Borut Smodiš, of the Jožef Stefan Institute, in Ljubljana, Slovenia, provides an editorial explaining how biomonitoring can be used in environments where a technological approach to monitoring is not only difficult and costly but may be impossible.
"Biomonitoring allows continuous observation of an area with the help of bioindicators, an organism that reveals the presence of a substance in its surroundings with observable and measurable changes, such as accumulation of pollutants, which can be distinguished from the effects of natural stress."
Smodiš points to numerous other advantages of biomonitoring: "Simple and inexpensive sampling procedures allow a very large number of sites to be included in the same survey, permitting detailed geographical patterns to be drawn. Biomonitoring can be an effective tool for pollutant mapping and trend monitoring in real time and retrospective analysis," he says.
While any organism might be used as a biomonitoring agent, Smodiš points out that mosses and lichens, which lack root systems, are dependent on surface absorption of nutrients, so reflect materials absorbed from the atmosphere rather than the soil.

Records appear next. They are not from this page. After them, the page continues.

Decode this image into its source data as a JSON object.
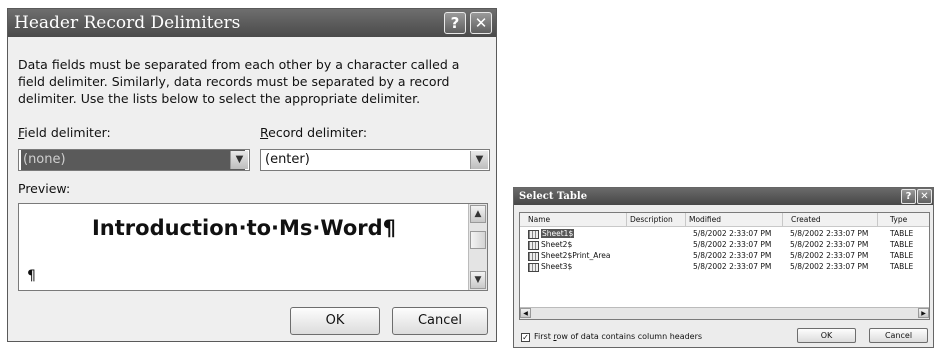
{
  "dialog1": {
    "title": "Header Record Delimiters",
    "help_label": "?",
    "close_label": "✕",
    "description": "Data fields must be separated from each other by a character called a field delimiter. Similarly, data records must be separated by a record delimiter.  Use the lists below to select the appropriate delimiter.",
    "field_label_key": "F",
    "field_label_rest": "ield delimiter:",
    "field_value": "(none)",
    "record_label_key": "R",
    "record_label_rest": "ecord delimiter:",
    "record_value": "(enter)",
    "preview_label": "Preview:",
    "preview_text": "Introduction·to·Ms·Word¶",
    "preview_para": "¶",
    "ok_label": "OK",
    "cancel_label": "Cancel"
  },
  "dialog2": {
    "title": "Select Table",
    "help_label": "?",
    "close_label": "✕",
    "columns": [
      "Name",
      "Description",
      "Modified",
      "Created",
      "Type"
    ],
    "rows": [
      {
        "name": "Sheet1$",
        "description": "",
        "modified": "5/8/2002 2:33:07 PM",
        "created": "5/8/2002 2:33:07 PM",
        "type": "TABLE"
      },
      {
        "name": "Sheet2$",
        "description": "",
        "modified": "5/8/2002 2:33:07 PM",
        "created": "5/8/2002 2:33:07 PM",
        "type": "TABLE"
      },
      {
        "name": "Sheet2$Print_Area",
        "description": "",
        "modified": "5/8/2002 2:33:07 PM",
        "created": "5/8/2002 2:33:07 PM",
        "type": "TABLE"
      },
      {
        "name": "Sheet3$",
        "description": "",
        "modified": "5/8/2002 2:33:07 PM",
        "created": "5/8/2002 2:33:07 PM",
        "type": "TABLE"
      }
    ],
    "checkbox_pre": "First ",
    "checkbox_key": "r",
    "checkbox_rest": "ow of data contains column headers",
    "ok_label": "OK",
    "cancel_label": "Cancel"
  }
}
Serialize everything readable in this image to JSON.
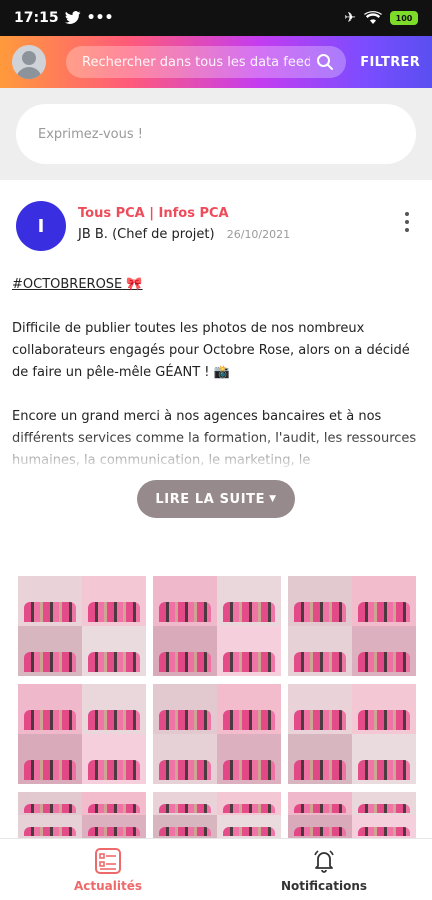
{
  "status_bar": {
    "time": "17:15",
    "battery": "100"
  },
  "top_bar": {
    "search_placeholder": "Rechercher dans tous les data feed",
    "filter_label": "FILTRER",
    "gradient_colors": [
      "#ff9a3c",
      "#ff5a7a",
      "#c43cf0",
      "#7a4dff",
      "#5a4ff0"
    ]
  },
  "composer": {
    "placeholder": "Exprimez-vous !"
  },
  "post": {
    "avatar_initial": "I",
    "group": "Tous PCA | Infos PCA",
    "author": "JB B. (Chef de projet)",
    "date": "26/10/2021",
    "hashtag": "#OCTOBREROSE",
    "hashtag_emoji": "🎀",
    "paragraph_1": "Difficile de publier toutes les photos de nos nombreux collaborateurs engagés pour Octobre Rose, alors on a décidé de faire un pêle-mêle GÉANT ! 📸",
    "paragraph_2": "Encore un grand merci à nos agences bancaires et à nos différents services comme la formation, l'audit, les ressources humaines, la communication, le marketing, le développement… en Provence Côte d'Azur, de contribuer à ce",
    "read_more_label": "LIRE LA SUITE",
    "accent_color": "#ee4c5a"
  },
  "gallery": {
    "photo_count": 9
  },
  "bottom_nav": {
    "items": [
      {
        "label": "Actualités",
        "icon": "newsfeed-icon",
        "active": true
      },
      {
        "label": "Notifications",
        "icon": "bell-icon",
        "active": false
      }
    ]
  }
}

In 1998, the International Atomic Energy Agency part of the United Nations, started a Coordinated Research Project on biomonitoring. Several papers in the special issue of IJEP detail methodologies, case studies and other aspects of various projects within this initiative and point to future avenues that might be explored.
While biomonitoring techniques are improving rapidly and researchers are quickly validating results at the local level, Smodiš points out that there is no single species that could be used on the global scale.